Die Gruppe, zu der mit Sinead auch Damiens große Liebe gehört, die Freundin des gerade hingerichteten Siebzehnjährigen, nennt sich Irisch-Republikanische Armee (IRA). Sie hat sich nach dem blutig niedergeschlagenen Dubliner Oster-Aufstand der „Irish Volunteers“ 1916 und vor dem Hintergrund der trotz des klaren Sieges der nationalistischen Sinn Fein-Partei bei den Wahlen 1918 weltweit ignorierten irischen Unabhängigkeitsbewegung gebildet.

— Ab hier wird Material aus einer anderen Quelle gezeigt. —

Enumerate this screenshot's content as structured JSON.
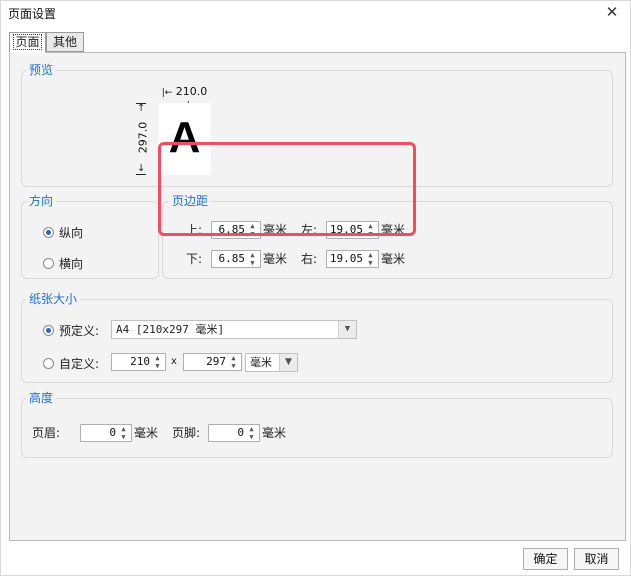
{
  "window": {
    "title": "页面设置",
    "close": "✕"
  },
  "tabs": [
    {
      "label": "页面",
      "active": true
    },
    {
      "label": "其他",
      "active": false
    }
  ],
  "preview": {
    "title": "预览",
    "width_label": "210.0",
    "height_label": "297.0",
    "letter": "A"
  },
  "orientation": {
    "title": "方向",
    "options": [
      {
        "label": "纵向",
        "checked": true
      },
      {
        "label": "横向",
        "checked": false
      }
    ]
  },
  "margins": {
    "title": "页边距",
    "top": {
      "label": "上:",
      "value": "6.85",
      "unit": "毫米"
    },
    "left": {
      "label": "左:",
      "value": "19.05",
      "unit": "毫米"
    },
    "bottom": {
      "label": "下:",
      "value": "6.85",
      "unit": "毫米"
    },
    "right": {
      "label": "右:",
      "value": "19.05",
      "unit": "毫米"
    }
  },
  "paper": {
    "title": "纸张大小",
    "predefined": {
      "label": "预定义:",
      "checked": true,
      "value": "A4 [210x297 毫米]"
    },
    "custom": {
      "label": "自定义:",
      "checked": false,
      "width": "210",
      "x": "x",
      "height": "297",
      "unit": "毫米"
    }
  },
  "height": {
    "title": "高度",
    "header": {
      "label": "页眉:",
      "value": "0",
      "unit": "毫米"
    },
    "footer": {
      "label": "页脚:",
      "value": "0",
      "unit": "毫米"
    }
  },
  "buttons": {
    "ok": "确定",
    "cancel": "取消"
  },
  "colors": {
    "accent": "#1f6fd1",
    "highlight": "#e8515f",
    "radio": "#2b63c6"
  },
  "icons": {
    "spin_up": "▲",
    "spin_down": "▼",
    "caret": "▼"
  }
}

Während in Belfast und London über die Zukunft der seit 1541 ersten Kronkolonie Großbritanniens verhandelt wird, führt dieser zusammengewürfelte Haufen katholisch-irischer Überzeugungstäter eine Nadelstich-Aktion nach der anderen gegen die britischen Besatzungstruppen, welche die Iren als Untermenschen behandeln. Beide Seiten schenken sich nichts und allmählich gelingt es den Aufständischen, sich aus überfallenen Armeedepots mit Waffen zu versorgen. Teddy O'Donovan wird nach einer Denunziation aus konservativen Landjunker-Kreisen verhaftet und schwer gefoltert, aber von einem 19-jährigen Soldaten mit irischen Vorfahren, der sich nicht weiter an den Verbrechen gegen die Menschlichkeit beteiligen will, befreit.

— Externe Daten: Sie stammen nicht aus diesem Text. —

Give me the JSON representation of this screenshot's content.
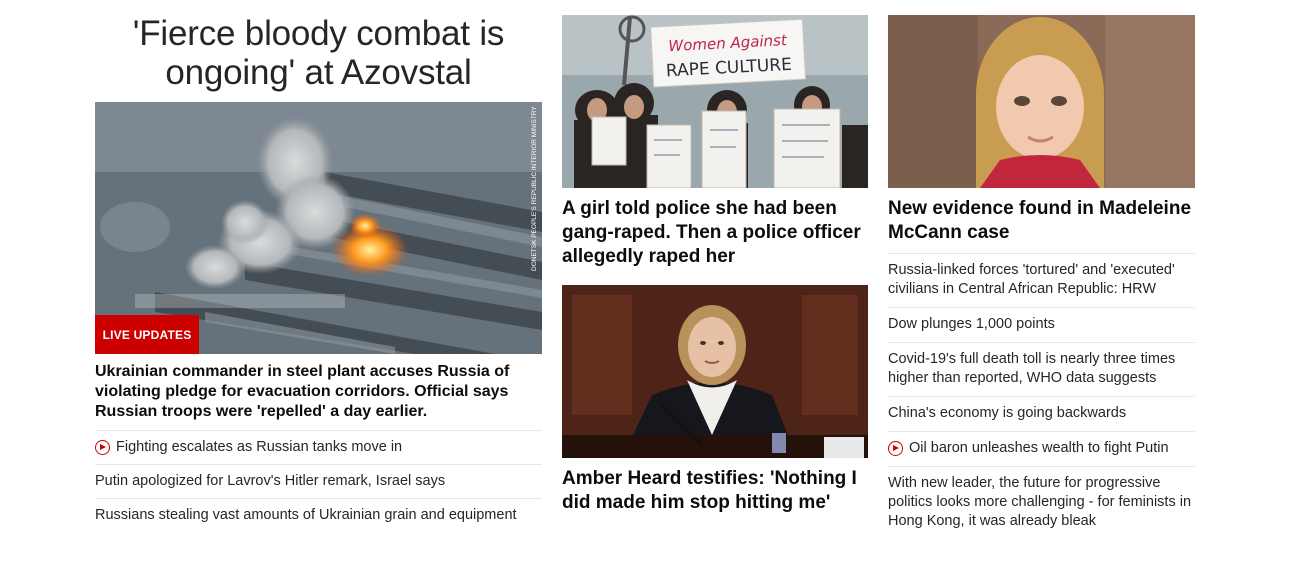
{
  "left_column": {
    "title": "'Fierce bloody combat is ongoing' at Azovstal",
    "badge": "LIVE UPDATES",
    "image_credit": "DONETSK PEOPLE'S REPUBLIC INTERIOR MINISTRY",
    "lead_headline": "Ukrainian commander in steel plant accuses Russia of violating pledge for evacuation corridors. Official says Russian troops were 'repelled' a day earlier.",
    "links": [
      {
        "text": "Fighting escalates as Russian tanks move in",
        "icon": "play-icon"
      },
      {
        "text": "Putin apologized for Lavrov's Hitler remark, Israel says"
      },
      {
        "text": "Russians stealing vast amounts of Ukrainian grain and equipment"
      }
    ]
  },
  "middle_column": {
    "stories": [
      {
        "title": "A girl told police she had been gang-raped. Then a police officer allegedly raped her",
        "image_sign": "Women Against RAPE CULTURE"
      },
      {
        "title": "Amber Heard testifies: 'Nothing I did made him stop hitting me'"
      }
    ]
  },
  "right_column": {
    "feature_title": "New evidence found in Madeleine McCann case",
    "links": [
      {
        "text": "Russia-linked forces 'tortured' and 'executed' civilians in Central African Republic: HRW"
      },
      {
        "text": "Dow plunges 1,000 points"
      },
      {
        "text": "Covid-19's full death toll is nearly three times higher than reported, WHO data suggests"
      },
      {
        "text": "China's economy is going backwards"
      },
      {
        "text": "Oil baron unleashes wealth to fight Putin",
        "icon": "play-icon"
      },
      {
        "text": "With new leader, the future for progressive politics looks more challenging - for feminists in Hong Kong, it was already bleak"
      }
    ]
  },
  "colors": {
    "accent": "#cc0000",
    "text": "#0c0c0c",
    "divider": "#e6e6e6"
  }
}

Der auch linkssozialistisch-politisch motivierte Aufstand heimatverbundener Bürger weitet sich zum Guerillakrieg zwischen den Besatzern und der immer schlagkräftigeren Untergrundarmee IRA aus. Doch die Revolution frisst ihre Kinder: In den von der IRA „befreiten“ Gebieten beginnt nun ein zähes Ringen zwischen den erkämpften Möglichkeiten einer eigenen Zivilgerichtsbarkeit und den Notwendigkeiten einer kompromisslosen Kriegsführung.

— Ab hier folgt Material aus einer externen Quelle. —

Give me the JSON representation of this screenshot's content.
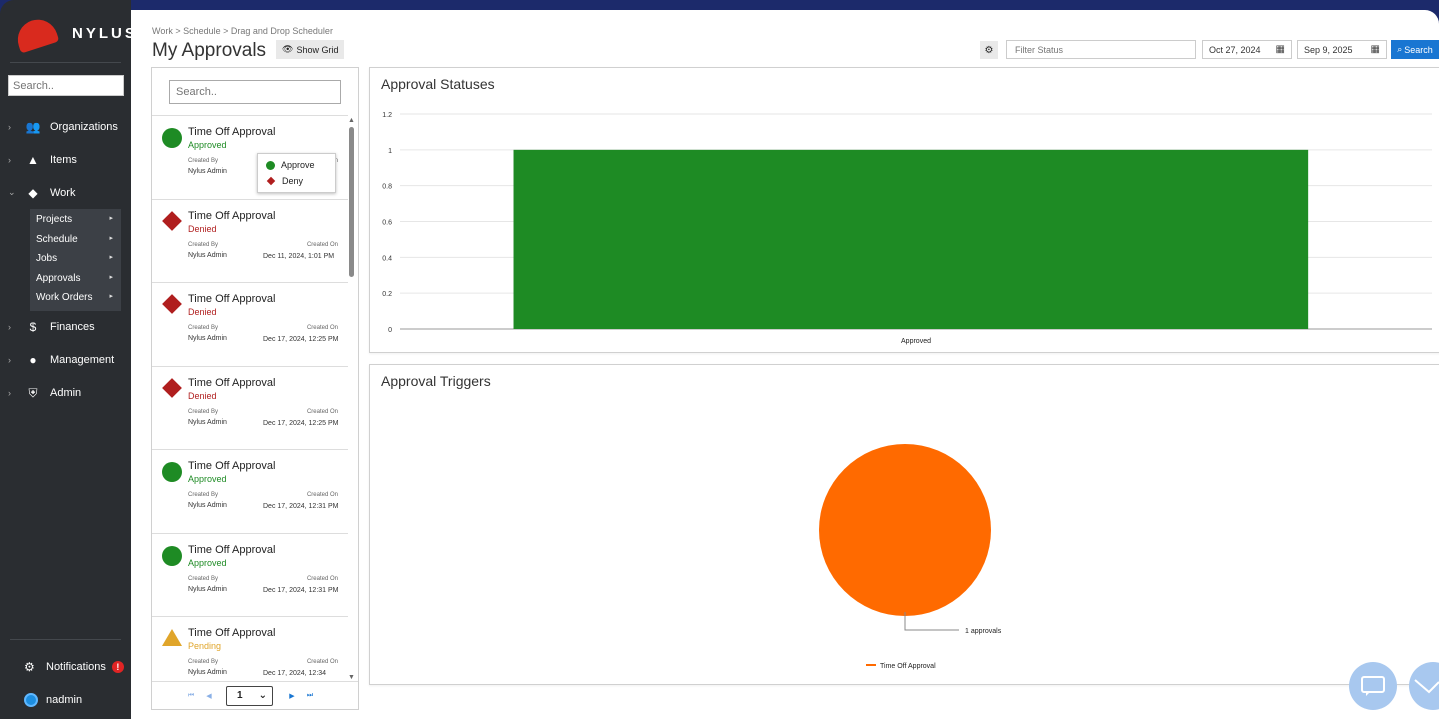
{
  "brand": {
    "name": "NYLUS"
  },
  "sidebar": {
    "search_placeholder": "Search..",
    "items": [
      {
        "label": "Organizations",
        "icon": "users-icon"
      },
      {
        "label": "Items",
        "icon": "box-hand-icon"
      },
      {
        "label": "Work",
        "icon": "handshake-icon",
        "expanded": true
      },
      {
        "label": "Finances",
        "icon": "dollar-icon"
      },
      {
        "label": "Management",
        "icon": "user-icon"
      },
      {
        "label": "Admin",
        "icon": "shield-icon"
      }
    ],
    "work_sub": [
      "Projects",
      "Schedule",
      "Jobs",
      "Approvals",
      "Work Orders"
    ],
    "notifications_label": "Notifications",
    "notifications_badge": "!",
    "user_label": "nadmin"
  },
  "header": {
    "breadcrumb": "Work > Schedule > Drag and Drop Scheduler",
    "title": "My Approvals",
    "show_grid_label": "Show Grid",
    "filter_placeholder": "Filter Status",
    "date_from": "Oct 27, 2024",
    "date_to": "Sep 9, 2025",
    "search_label": "Search"
  },
  "list": {
    "search_placeholder": "Search..",
    "created_by_label": "Created By",
    "created_on_label": "Created On",
    "items": [
      {
        "title": "Time Off Approval",
        "status": "Approved",
        "kind": "approved",
        "created_by": "Nylus Admin",
        "created_on": ""
      },
      {
        "title": "Time Off Approval",
        "status": "Denied",
        "kind": "denied",
        "created_by": "Nylus Admin",
        "created_on": "Dec 11, 2024, 1:01 PM"
      },
      {
        "title": "Time Off Approval",
        "status": "Denied",
        "kind": "denied",
        "created_by": "Nylus Admin",
        "created_on": "Dec 17, 2024, 12:25 PM"
      },
      {
        "title": "Time Off Approval",
        "status": "Denied",
        "kind": "denied",
        "created_by": "Nylus Admin",
        "created_on": "Dec 17, 2024, 12:25 PM"
      },
      {
        "title": "Time Off Approval",
        "status": "Approved",
        "kind": "approved",
        "created_by": "Nylus Admin",
        "created_on": "Dec 17, 2024, 12:31 PM"
      },
      {
        "title": "Time Off Approval",
        "status": "Approved",
        "kind": "approved",
        "created_by": "Nylus Admin",
        "created_on": "Dec 17, 2024, 12:31 PM"
      },
      {
        "title": "Time Off Approval",
        "status": "Pending",
        "kind": "pending",
        "created_by": "Nylus Admin",
        "created_on": "Dec 17, 2024, 12:34"
      }
    ],
    "popup": {
      "approve_label": "Approve",
      "deny_label": "Deny"
    },
    "pager": {
      "current_page": "1"
    }
  },
  "colors": {
    "approved": "#1e8b24",
    "denied": "#b01e1e",
    "pending": "#e0a52a",
    "pie": "#ff6a00",
    "primary": "#1976d2"
  },
  "chart_data": [
    {
      "type": "bar",
      "title": "Approval Statuses",
      "categories": [
        "Approved"
      ],
      "values": [
        1
      ],
      "ylim": [
        0,
        1.2
      ],
      "yticks": [
        "0",
        "0.2",
        "0.4",
        "0.6",
        "0.8",
        "1",
        "1.2"
      ],
      "grid": true,
      "color": "#1e8b24"
    },
    {
      "type": "pie",
      "title": "Approval Triggers",
      "categories": [
        "Time Off Approval"
      ],
      "values": [
        1
      ],
      "slice_labels": [
        "1 approvals"
      ],
      "legend": "bottom",
      "color": "#ff6a00"
    }
  ]
}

Nach dem Friedensvertrag zwischen den Briten und den Iren von 1921 wird zwar die Unabhängigkeit Irlands legalisiert, das Land aber innerhalb des Commonwealth weiterhin unter die Herrschaft der britischen Krone gezwungen. Was nicht nur die Widerstandsbewegung sprengt, sondern auch die Familien auseinanderreißt. Die O'Donovan-Brüder stehen sich plötzlich feindlich gegenüber – mit umgekehrtem Vorzeichen: Während Teddy, der einstige Revolutionär, in den Staatsdienst wechselt und der Gewalt abschwört, um das Land zu befrieden, bleibt Damien im Untergrund. Wer steht für eine bessere Sache?
„Ich habe die Grenze überschritten, Sinead, ich habe keine Gefühle mehr“: Mit diesem Bekenntnis Damiens, das der Hinrichtung seines Bruders folgte, endet ein Film, dessen Titel „The Wind That Shakes the Barley“ Bezug nimmt auf das gleichnamige Gedicht von Robert Dwyer Joyce (1830 - 1883), welches im 19. Jahrhundert zur Hymne der irischen Nationalbewegung mutierte: „Der Wind, der die Gerste schüttelt“ steht für die aufgebrachte Natur, welche die Empörung der Menschen über das ihnen täglich zugefügte Unrecht mystisch verklärt und überhöht.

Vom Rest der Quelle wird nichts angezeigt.